Her mother glanced up, arched a questioning brow.
‘There’s a big fête happening over at The Maltings – that care home on the outskirts of town, where I go and volunteer sometimes.’
‘I thought you volunteered at the RSPCA shop?’ her mother countered.
‘I do,’ Pepper said. ‘But that’s only every other Monday. And The Maltings is far more fun – I do art and crafting sessions with some of the residents, help out with lunch, that sort of thing. Some of them are only young, and it’s––’
‘I’m afraid I can’t do Saturday.’ Her mother went back to pruning. ‘Perhaps another time.’
‘Please come.’ Pepper curled her bare toes. ‘I’m hosting a bric-a-brac stall and you know how terrible I am at maths. I’ll end up giving people the wrong change.’
For a moment, she thought her bait had actually worked. Her mother had stood, a look of agency on her face, and promptly wandered off in the direction of the hallway. Pepper heard the creak of the banister, then another of the floorboards upstairs. It was always so quiet in this house, so different from Pepper’s home, where the radio was barely off and the television chatted late into the night. She was overcome suddenly by an urge to scream and had to stuff her fist into her mouth to stop herself, removing it just as her mother came back into the room.

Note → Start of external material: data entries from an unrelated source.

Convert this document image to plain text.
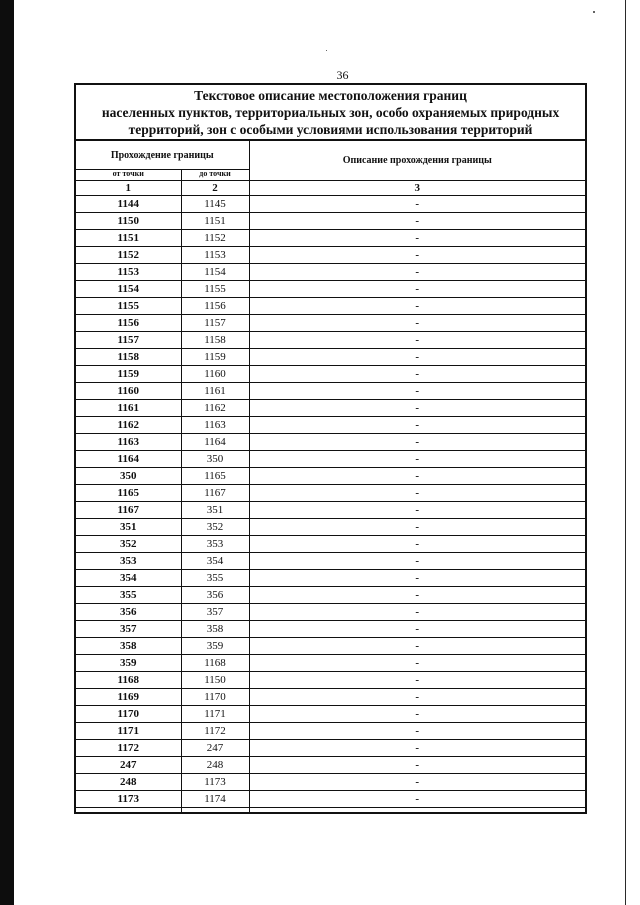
36
Текстовое описание местоположения границ
населенных пунктов, территориальных зон, особо охраняемых природных
территорий, зон с особыми условиями использования территорий		

Прохождение границы		Описание прохождения границы
от точки	до точки	
1	2	3
1144	1145	-
1150	1151	-
1151	1152	-
1152	1153	-
1153	1154	-
1154	1155	-
1155	1156	-
1156	1157	-
1157	1158	-
1158	1159	-
1159	1160	-
1160	1161	-
1161	1162	-
1162	1163	-
1163	1164	-
1164	350	-
350	1165	-
1165	1167	-
1167	351	-
351	352	-
352	353	-
353	354	-
354	355	-
355	356	-
356	357	-
357	358	-
358	359	-
359	1168	-
1168	1150	-
1169	1170	-
1170	1171	-
1171	1172	-
1172	247	-
247	248	-
248	1173	-
1173	1174	-
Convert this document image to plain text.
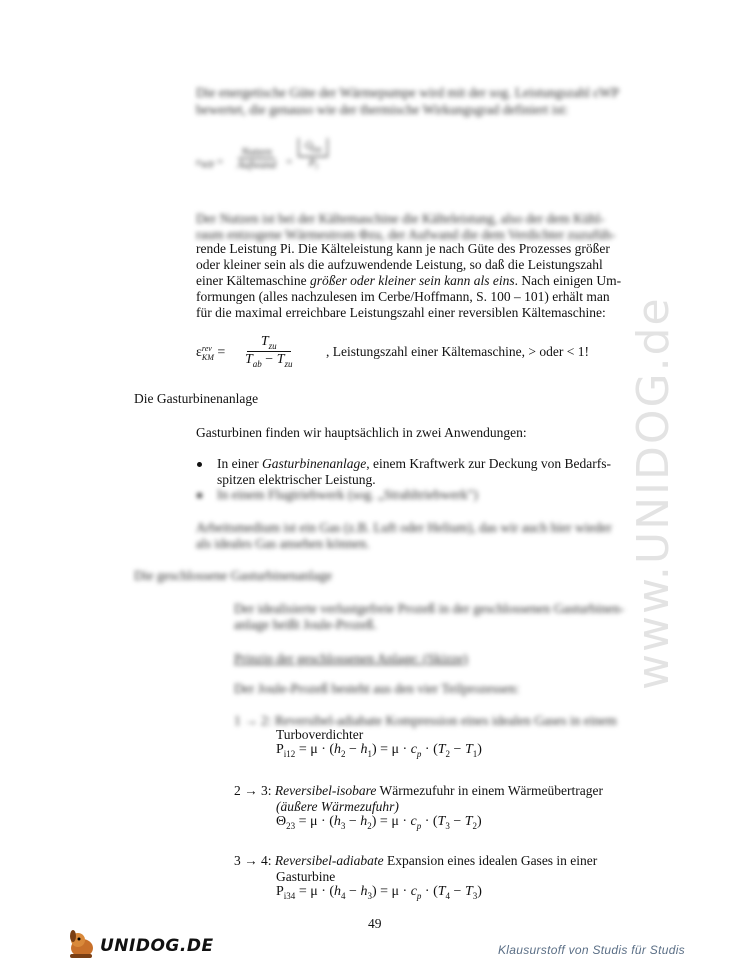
Die energetische Güte der Wärmepumpe wird mit der sog. Leistungszahl εWP
bewertet, die genauso wie der thermische Wirkungsgrad definiert ist:
$\varepsilon_{WP}$ =
Nutzen
Aufwand = $\frac{Q̇_{zu}}{P_i}$
Der Nutzen ist bei der Kältemaschine die Kälteleistung, also der dem Kühl-
raum entzogene Wärmestrom Φzu, der Aufwand die dem Verdichter zuzufüh-
rende Leistung Pi. Die Kälteleistung kann je nach Güte des Prozesses größer
oder kleiner sein als die aufzuwendende Leistung, so daß die Leistungszahl
einer Kältemaschine größer oder kleiner sein kann als eins. Nach einigen Um-
formungen (alles nachzulesen im Cerbe/Hoffmann, S. 100 – 101) erhält man
für die maximal erreichbare Leistungszahl einer reversiblen Kältemaschine:
εrev
KM =
$T_{zu}$
$T_{ab} - T_{zu}$
, Leistungszahl einer Kältemaschine, > oder < 1!
Die Gasturbinenanlage
Gasturbinen finden wir hauptsächlich in zwei Anwendungen:
In einer Gasturbinenanlage, einem Kraftwerk zur Deckung von Bedarfs-
spitzen elektrischer Leistung.
In einem Flugtriebwerk (sog. „Strahltriebwerk")
Arbeitsmedium ist ein Gas (z.B. Luft oder Helium), das wir auch hier wieder
als ideales Gas ansehen können.
Die geschlossene Gasturbinenanlage
Der idealisierte verlustgefreie Prozeß in der geschlossenen Gasturbinen-
anlage heißt Joule-Prozeß.
Prinzip der geschlossenen Anlage: (Skizze)
Der Joule-Prozeß besteht aus den vier Teilprozessen:
1 → 2: Reversibel-adiabate Kompression eines idealen Gases in einem
Turboverdichter
$P_{i12} = \mu \cdot (h_2 - h_1) = \mu \cdot c_p \cdot (T_2 - T_1)$
2 → 3: Reversibel-isobare Wärmezufuhr in einem Wärmeübertrager
(äußere Wärmezufuhr)
$\Theta_{23} = \mu \cdot (h_3 - h_2) = \mu \cdot c_p \cdot (T_3 - T_2)$
3 → 4: Reversibel-adiabate Expansion eines idealen Gases in einer
Gasturbine
$P_{i34} = \mu \cdot (h_4 - h_3) = \mu \cdot c_p \cdot (T_4 - T_3)$
49
www.UNIDOG.de
UNIDOG.DE	Klausurstoff von Studis für Studis
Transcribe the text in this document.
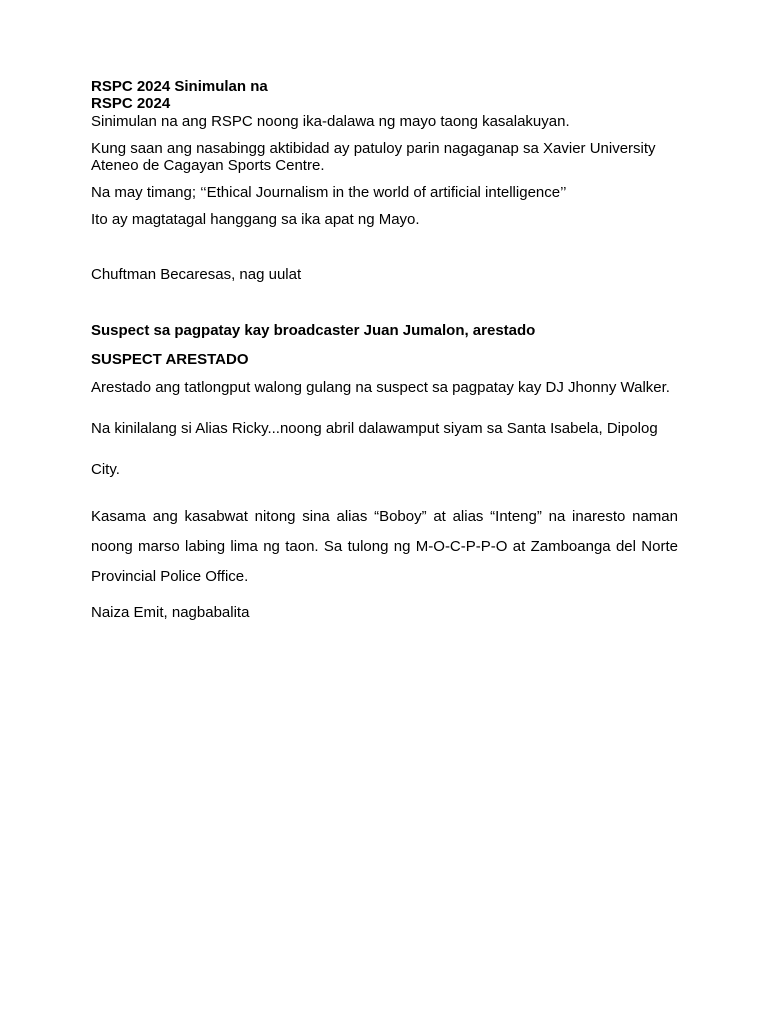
RSPC 2024 Sinimulan na

RSPC 2024

Sinimulan na ang RSPC noong ika-dalawa ng mayo taong kasalakuyan.

Kung saan ang nasabingg aktibidad ay patuloy parin nagaganap sa Xavier University Ateneo de Cagayan Sports Centre.

Na may timang; ‘‘Ethical Journalism in the world of artificial intelligence’’

Ito ay magtatagal hanggang sa ika apat ng Mayo.

Chuftman Becaresas, nag uulat

Suspect sa pagpatay kay broadcaster Juan Jumalon, arestado

SUSPECT ARESTADO

Arestado ang tatlongput walong gulang na suspect sa pagpatay kay DJ Jhonny Walker.

Na kinilalang si Alias Ricky...noong abril dalawamput siyam sa Santa Isabela, Dipolog

City.

Kasama ang kasabwat nitong sina alias “Boboy” at alias “Inteng” na inaresto naman noong marso labing lima ng taon. Sa tulong ng M-O-C-P-P-O at Zamboanga del Norte Provincial Police Office.

Naiza Emit, nagbabalita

‘Here,’ she said, handing Pepper a large cardboard box. ‘This was all in the attic. I only just got around to having the ladder fixed. You know it’s been broken since your father–– Well, it’s probably no good to anyone, but perhaps you could take a look through, sell anything you don’t want at the fête?’
‘Thanks.’ Pepper shook the box gently and heard a clunk. When she went to prise open the lid, however, her mother raised a hand.
‘No. Open it later,’ she said quickly, gesturing around. ‘The dust will go everywhere, and I only just polished in here.’
‘OK.’ Pepper frowned. ‘But what’s in there? Surely you can tell me that?’
She studied her mother’s expression, watched as her pale eyes flickered with discomfort.
‘Some clothes,’ she said snippily, sitting down and turning her attention back to her plant. ‘Toys, books – that sort of thing.’
‘Oh.’ Intrigue inflated like a bubble inside Pepper’s chest. ‘My old stuff?’
‘Some,’ her mother replied, through what sounded suspiciously like clenched teeth.
Pepper moved the box from side to side, thinking.
‘Mum?’ she began, her voice small. ‘Is this? Are they? Beth––’
‘Please, Philippa.’ Her mother shot her a warning look.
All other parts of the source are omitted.